Cities Still Attempting to Outlaw Homelessness
WASHINGTON, DC- In Milwaukee, a church has been declared
a public nuisance for feeding homeless people and allowing them to sleep there.
In Gainesville, police threatened University of Florida students with
arrest if they did not stop serving meals to homeless people in a public park.
In Santa Barbara, it is illegal to lean against the front of a building
or store, and no one can park a motor home on the street in one place for more
than two hours.
These ordinances and activities demonstrate the
increasingly hostile attitude in the United States toward people who are
homeless, according to a report by the National Coalition for the Homeless that
was released in August. This report
examines occurrences since January 2002 and documents civil rights violations
perpetrated against people experiencing homelessness.
With the highest unemployment rates in almost a decade,
more people are becoming homeless, and as the economy continues to tighten, it
is causing financial crises for shelters and service-providing agencies.
Though nearly all cities still lack sufficient shelter beds and social
services, many continue to pass laws prohibiting people experiencing
homelessness from sleeping outside.
Almost 70% of the cities surveyed in the first report
have passed at least one or more new laws specifically targeting homeless people
since January 2002, making it increasingly difficult to survive on the streets.
Cities are attempting to make it illegal to perform life-sustaining
activities in public, while at the same time refusing to allocate sufficient
funds to address the causes of homelessness.
This 2003 report finds Las Vegas, San Francisco, New York
City, Los Angeles, and Atlanta to be the top five “meanest” cities in the
United States for poor and homeless people to live in; California is the
“meanest” state, followed by Florida as the second “meanest.”
The National Homeless Civil Rights Organizing Project (NHCROP)
— a project of the National Coalition for the Homeless comprised of local
advocates in communities across the country — has compiled quantitative and
qualitative data samplings from 147 communities in 42 states, Puerto Rico, and
the District of Columbia. These
cities represent rural, urban, and suburban areas in all geographic and
demographic varieties across the United States.
“Instead of the compassionate responses that
communities have used to save lives in the past two decades, the common response
to homelessness is to criminalize the victims through laws and ordinances that
make illegal life-sustaining activities that people experiencing homelessness
are forced to do in public,” said Donald Whitehead, Executive Director of the
National Coalition for the Homeless, who is himself formerly homeless.

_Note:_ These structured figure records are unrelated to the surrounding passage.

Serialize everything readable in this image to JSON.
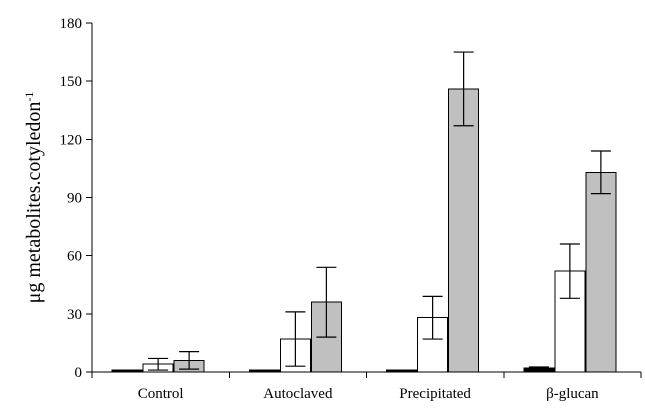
{
  "chart_data": {
    "type": "bar",
    "title": "",
    "xlabel": "",
    "ylabel": "μg metabolites.cotyledon",
    "ylabel_superscript": "-1",
    "categories": [
      "Control",
      "Autoclaved",
      "Precipitated",
      "β-glucan"
    ],
    "ylim": [
      0,
      180
    ],
    "yticks": [
      "0",
      "30",
      "60",
      "90",
      "120",
      "150",
      "180"
    ],
    "grid": false,
    "series": [
      {
        "fill": "#000000",
        "values": [
          1,
          1,
          1,
          2
        ],
        "errors": [
          0.3,
          0.3,
          0.3,
          0.6
        ]
      },
      {
        "fill": "#ffffff",
        "values": [
          4,
          17,
          28,
          52
        ],
        "errors": [
          3,
          14,
          11,
          14
        ]
      },
      {
        "fill": "#c0c0c0",
        "values": [
          6,
          36,
          146,
          103
        ],
        "errors": [
          4.5,
          18,
          19,
          11
        ]
      }
    ]
  }
}
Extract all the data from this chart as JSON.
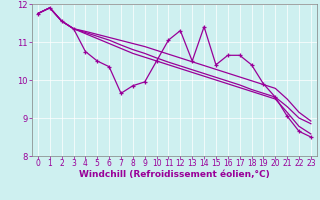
{
  "x": [
    0,
    1,
    2,
    3,
    4,
    5,
    6,
    7,
    8,
    9,
    10,
    11,
    12,
    13,
    14,
    15,
    16,
    17,
    18,
    19,
    20,
    21,
    22,
    23
  ],
  "line1": [
    11.75,
    11.9,
    11.55,
    11.35,
    10.75,
    10.5,
    10.35,
    9.65,
    9.85,
    9.95,
    10.5,
    11.05,
    11.3,
    10.5,
    11.4,
    10.4,
    10.65,
    10.65,
    10.4,
    9.9,
    9.55,
    9.05,
    8.65,
    8.5
  ],
  "line2": [
    11.75,
    11.9,
    11.55,
    11.35,
    11.25,
    11.15,
    11.05,
    10.92,
    10.8,
    10.7,
    10.58,
    10.47,
    10.37,
    10.27,
    10.17,
    10.07,
    9.97,
    9.87,
    9.75,
    9.65,
    9.55,
    9.3,
    9.0,
    8.85
  ],
  "line3": [
    11.75,
    11.9,
    11.55,
    11.35,
    11.28,
    11.2,
    11.12,
    11.04,
    10.96,
    10.88,
    10.78,
    10.68,
    10.58,
    10.48,
    10.38,
    10.28,
    10.18,
    10.08,
    9.98,
    9.88,
    9.78,
    9.5,
    9.15,
    8.92
  ],
  "line4": [
    11.75,
    11.9,
    11.55,
    11.35,
    11.22,
    11.09,
    10.96,
    10.83,
    10.7,
    10.6,
    10.5,
    10.4,
    10.3,
    10.2,
    10.1,
    10.0,
    9.9,
    9.8,
    9.7,
    9.6,
    9.5,
    9.15,
    8.78,
    8.58
  ],
  "color": "#990099",
  "bg_color": "#cef0f0",
  "xlabel": "Windchill (Refroidissement éolien,°C)",
  "ylim": [
    8,
    12
  ],
  "xlim": [
    -0.5,
    23.5
  ],
  "yticks": [
    8,
    9,
    10,
    11,
    12
  ],
  "xticks": [
    0,
    1,
    2,
    3,
    4,
    5,
    6,
    7,
    8,
    9,
    10,
    11,
    12,
    13,
    14,
    15,
    16,
    17,
    18,
    19,
    20,
    21,
    22,
    23
  ],
  "xlabel_fontsize": 6.5,
  "tick_fontsize": 5.5,
  "ytick_fontsize": 6.0
}
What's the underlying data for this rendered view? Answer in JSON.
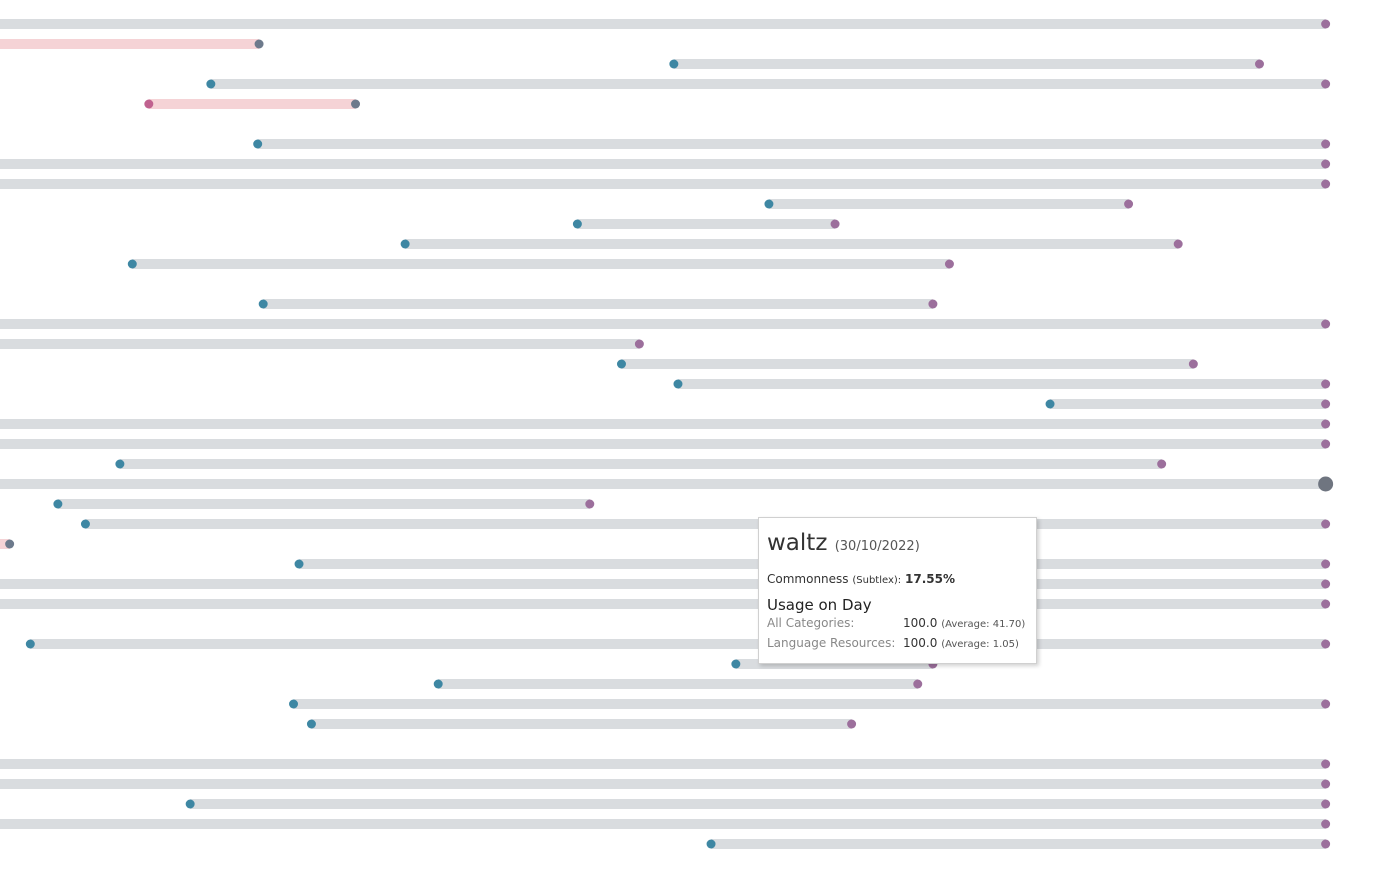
{
  "colors": {
    "track": "#d9dcdf",
    "track_highlight": "#f5d3d6",
    "start_dot": "#3e87a3",
    "end_dot": "#9c6f9c",
    "end_dot_dark": "#6d7a8c",
    "start_dot_pink": "#c0628f",
    "selected_dot": "#6f7580"
  },
  "chart_data": {
    "type": "range-dot",
    "x_axis_visible": false,
    "rows": [
      {
        "start": 0.0,
        "end": 0.962,
        "style": "normal"
      },
      {
        "start": 0.0,
        "end": 0.188,
        "style": "highlight"
      },
      {
        "start": 0.489,
        "end": 0.914,
        "style": "normal"
      },
      {
        "start": 0.153,
        "end": 0.962,
        "style": "normal"
      },
      {
        "start": 0.108,
        "end": 0.258,
        "style": "highlight-both"
      },
      null,
      {
        "start": 0.187,
        "end": 0.962,
        "style": "normal"
      },
      {
        "start": 0.0,
        "end": 0.962,
        "style": "normal"
      },
      {
        "start": 0.0,
        "end": 0.962,
        "style": "normal"
      },
      {
        "start": 0.558,
        "end": 0.819,
        "style": "normal"
      },
      {
        "start": 0.419,
        "end": 0.606,
        "style": "normal"
      },
      {
        "start": 0.294,
        "end": 0.855,
        "style": "normal"
      },
      {
        "start": 0.096,
        "end": 0.689,
        "style": "normal"
      },
      null,
      {
        "start": 0.191,
        "end": 0.677,
        "style": "normal"
      },
      {
        "start": 0.0,
        "end": 0.962,
        "style": "normal"
      },
      {
        "start": 0.0,
        "end": 0.464,
        "style": "normal"
      },
      {
        "start": 0.451,
        "end": 0.866,
        "style": "normal"
      },
      {
        "start": 0.492,
        "end": 0.962,
        "style": "normal"
      },
      {
        "start": 0.762,
        "end": 0.962,
        "style": "normal"
      },
      {
        "start": 0.0,
        "end": 0.962,
        "style": "normal"
      },
      {
        "start": 0.0,
        "end": 0.962,
        "style": "normal"
      },
      {
        "start": 0.087,
        "end": 0.843,
        "style": "normal"
      },
      {
        "start": 0.0,
        "end": 0.962,
        "style": "selected"
      },
      {
        "start": 0.042,
        "end": 0.428,
        "style": "normal"
      },
      {
        "start": 0.062,
        "end": 0.962,
        "style": "normal"
      },
      {
        "start": 0.0,
        "end": 0.007,
        "style": "highlight"
      },
      {
        "start": 0.217,
        "end": 0.962,
        "style": "normal"
      },
      {
        "start": 0.0,
        "end": 0.962,
        "style": "normal"
      },
      {
        "start": 0.0,
        "end": 0.962,
        "style": "normal"
      },
      null,
      {
        "start": 0.022,
        "end": 0.962,
        "style": "normal"
      },
      {
        "start": 0.534,
        "end": 0.677,
        "style": "normal"
      },
      {
        "start": 0.318,
        "end": 0.666,
        "style": "normal"
      },
      {
        "start": 0.213,
        "end": 0.962,
        "style": "normal"
      },
      {
        "start": 0.226,
        "end": 0.618,
        "style": "normal"
      },
      null,
      {
        "start": 0.0,
        "end": 0.962,
        "style": "normal"
      },
      {
        "start": 0.0,
        "end": 0.962,
        "style": "normal"
      },
      {
        "start": 0.138,
        "end": 0.962,
        "style": "normal"
      },
      {
        "start": 0.0,
        "end": 0.962,
        "style": "normal"
      },
      {
        "start": 0.516,
        "end": 0.962,
        "style": "normal"
      }
    ]
  },
  "tooltip": {
    "word": "waltz",
    "date": "(30/10/2022)",
    "commonness_label": "Commonness",
    "commonness_source": "(Subtlex):",
    "commonness_value": "17.55%",
    "usage_heading": "Usage on Day",
    "rows": [
      {
        "label": "All Categories:",
        "value": "100.0",
        "average": "(Average: 41.70)"
      },
      {
        "label": "Language Resources:",
        "value": "100.0",
        "average": "(Average: 1.05)"
      }
    ]
  }
}
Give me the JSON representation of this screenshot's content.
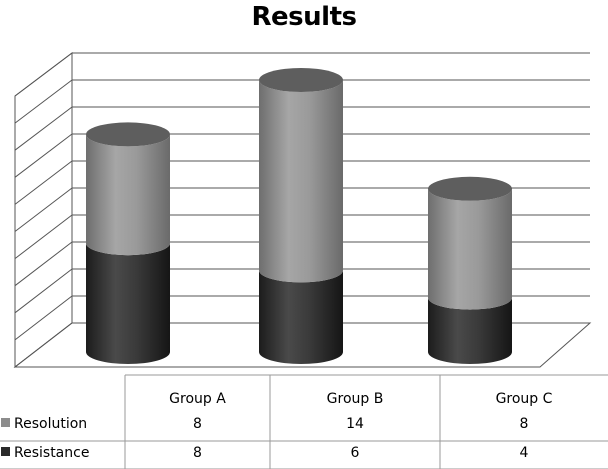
{
  "chart_data": {
    "type": "bar",
    "stacked": true,
    "style": "3d-cylinder",
    "title": "Results",
    "categories": [
      "Group A",
      "Group B",
      "Group C"
    ],
    "series": [
      {
        "name": "Resistance",
        "values": [
          8,
          6,
          4
        ],
        "color": "#2a2a2a"
      },
      {
        "name": "Resolution",
        "values": [
          8,
          14,
          8
        ],
        "color": "#8c8c8c"
      }
    ],
    "ylim": [
      0,
      20
    ],
    "grid": true,
    "legend": "data-table-left"
  }
}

As it becomes increasingly difficult to afford housing,
this country is turning to jails instead of creating affordable housing by
enacting the Bringing America Home Act and service providers to deal with people
experiencing homelessness. These
individuals and families are arrested for committing such illegal acts as
sitting or standing on sidewalks and napping in parks.
Whitehead stated, “At the national level, we see a relationship between
municipalities efforts to make homelessness a crime and the increases in hate
crimes and violent acts directed at homeless people in those cities.”
Brian Davis, Executive Director of the Northeast Ohio
Coalition for the Homeless, said, “Imagine the loneliness and feeling of
helplessness, when every shelter is full and then the city’s police force adds
insult to injury by confiscating all your belongings or issues a ticket for
sleeping in a park. It takes a
special person to be able to cope with the daily struggle to survive while the
city government throws added barriers into your path toward stability.”